Si surai merah mengulum senyum, membuat wajahnya terlihat manis. "Aku Akashi Seijuuro. Kau... Kuroko Tetsuya?"
Dahi Kuroko berkerut. "Bagaimana kau tahu namaku?"
Akashi menjawabnya dengan kekehan singkat. "Aku memperhatikan kalian—kau dan pemuda bernama Taiga itu—sejak beberapa hari lalu. Awalnya aku penasaran karena banyak sekali makhluk halus yang mendekati kalian. Tapi setelah memperhatikan, aku yakin kalian bisa berinteraksi dengan makhluk halus... jadi aku ingin minta bantuan kalian."
"Bantuan kami?" desis Kuroko.
Akashi tersenyum. "Tidurlah dulu. Kita tunggu sampai jam istirahat... Tetsuya."
.
.
.
Kagami memasukkan sebelah tangannya ke saku celana, tangan yang lain menenteng plastik berisi beberapa roti yakisoba. Ia berjalan santai ke arah UKS, mendorong pintunya begitu sampai di depan ruangan itu. Manik crimson-nya menatap sekeliling, mencari petugas UKS yang harusnya ada di tempat itu. Tapi wanita itu tidak ada di sana. Alis cabang itu berkerut tanda tidak suka. Yah, ia bisa mengerti.
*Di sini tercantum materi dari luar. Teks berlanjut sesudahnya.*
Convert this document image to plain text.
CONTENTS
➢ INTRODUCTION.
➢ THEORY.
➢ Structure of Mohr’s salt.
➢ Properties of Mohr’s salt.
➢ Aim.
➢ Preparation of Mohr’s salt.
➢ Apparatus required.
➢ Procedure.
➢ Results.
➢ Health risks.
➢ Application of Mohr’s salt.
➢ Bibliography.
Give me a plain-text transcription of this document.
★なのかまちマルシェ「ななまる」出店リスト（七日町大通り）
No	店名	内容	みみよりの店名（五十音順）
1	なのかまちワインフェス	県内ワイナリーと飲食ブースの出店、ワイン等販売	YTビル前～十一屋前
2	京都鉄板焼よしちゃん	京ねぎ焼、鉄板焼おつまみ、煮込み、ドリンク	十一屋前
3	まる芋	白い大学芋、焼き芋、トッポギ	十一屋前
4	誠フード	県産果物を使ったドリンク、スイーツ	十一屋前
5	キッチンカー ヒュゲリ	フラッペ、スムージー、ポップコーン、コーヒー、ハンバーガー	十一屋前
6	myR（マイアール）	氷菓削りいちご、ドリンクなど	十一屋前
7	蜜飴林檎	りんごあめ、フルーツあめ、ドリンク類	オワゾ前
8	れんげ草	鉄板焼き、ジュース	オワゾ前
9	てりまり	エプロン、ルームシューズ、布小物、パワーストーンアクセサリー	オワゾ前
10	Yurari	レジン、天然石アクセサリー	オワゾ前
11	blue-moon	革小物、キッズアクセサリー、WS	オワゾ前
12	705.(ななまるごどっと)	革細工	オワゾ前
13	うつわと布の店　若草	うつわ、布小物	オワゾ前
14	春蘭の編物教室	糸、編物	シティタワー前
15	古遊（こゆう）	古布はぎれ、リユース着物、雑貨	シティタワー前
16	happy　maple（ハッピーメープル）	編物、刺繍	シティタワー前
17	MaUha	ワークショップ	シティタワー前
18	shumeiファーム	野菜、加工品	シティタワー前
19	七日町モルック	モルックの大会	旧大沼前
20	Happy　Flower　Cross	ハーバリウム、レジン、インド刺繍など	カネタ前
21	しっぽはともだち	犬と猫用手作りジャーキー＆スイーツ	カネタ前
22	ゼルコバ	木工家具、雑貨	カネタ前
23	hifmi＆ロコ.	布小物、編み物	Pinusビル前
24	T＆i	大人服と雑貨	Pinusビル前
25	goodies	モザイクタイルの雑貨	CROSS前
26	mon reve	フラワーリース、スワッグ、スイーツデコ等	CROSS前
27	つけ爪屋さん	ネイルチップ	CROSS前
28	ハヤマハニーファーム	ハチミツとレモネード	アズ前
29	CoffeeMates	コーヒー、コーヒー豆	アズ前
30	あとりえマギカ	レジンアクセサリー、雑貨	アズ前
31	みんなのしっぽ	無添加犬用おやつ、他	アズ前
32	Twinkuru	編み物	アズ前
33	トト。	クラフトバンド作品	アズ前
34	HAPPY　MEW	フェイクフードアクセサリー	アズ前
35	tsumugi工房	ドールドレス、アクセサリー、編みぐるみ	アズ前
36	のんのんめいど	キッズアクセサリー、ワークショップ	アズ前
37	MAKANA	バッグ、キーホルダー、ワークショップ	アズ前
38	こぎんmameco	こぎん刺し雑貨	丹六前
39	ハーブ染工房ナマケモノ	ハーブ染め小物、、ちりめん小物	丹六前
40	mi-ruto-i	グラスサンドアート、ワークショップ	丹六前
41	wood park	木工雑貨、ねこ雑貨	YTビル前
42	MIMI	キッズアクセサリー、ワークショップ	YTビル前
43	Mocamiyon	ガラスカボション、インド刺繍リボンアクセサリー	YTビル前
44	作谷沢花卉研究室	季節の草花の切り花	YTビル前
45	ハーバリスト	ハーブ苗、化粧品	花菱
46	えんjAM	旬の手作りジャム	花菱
Mungkin petugas itu sedang makan siang.
Pemuda bersurai merah-hitam itu menggeser tirai yang menutupi salah satu ranjang—yang seingat Kagami tempat Kuroko berbaring. Baru saja ia hendak menyapa pemilik surai baby blue itu ketika manik crimsonnya mendapati sesosok pemuda bersurai merah menyala duduk di pinggir ranjang Kuroko. Melihat Kagami yang bersiap mengeluarkan teriakan kaget, pemuda bersurai merah itu segera meletakkan telunjuk di bibir.
"Ssht... Tetsuya sedang tidur," ujar Akashi Seijuuro dengan nada rendah seolah Kagami tidak tahu apa yang terjadi pada Kuroko.
Kagami langsung berusaha mengendalikan kekagetannya. Ia menelan ludah, menatap tajam ke arah manik dwiwarna itu. "Ap—? Apa maksudnya ini?!" desisnya penuh penekanan.
Akashi mengangkat kedua tangannya. "Ups. Jangan terlalu galak... Taiga."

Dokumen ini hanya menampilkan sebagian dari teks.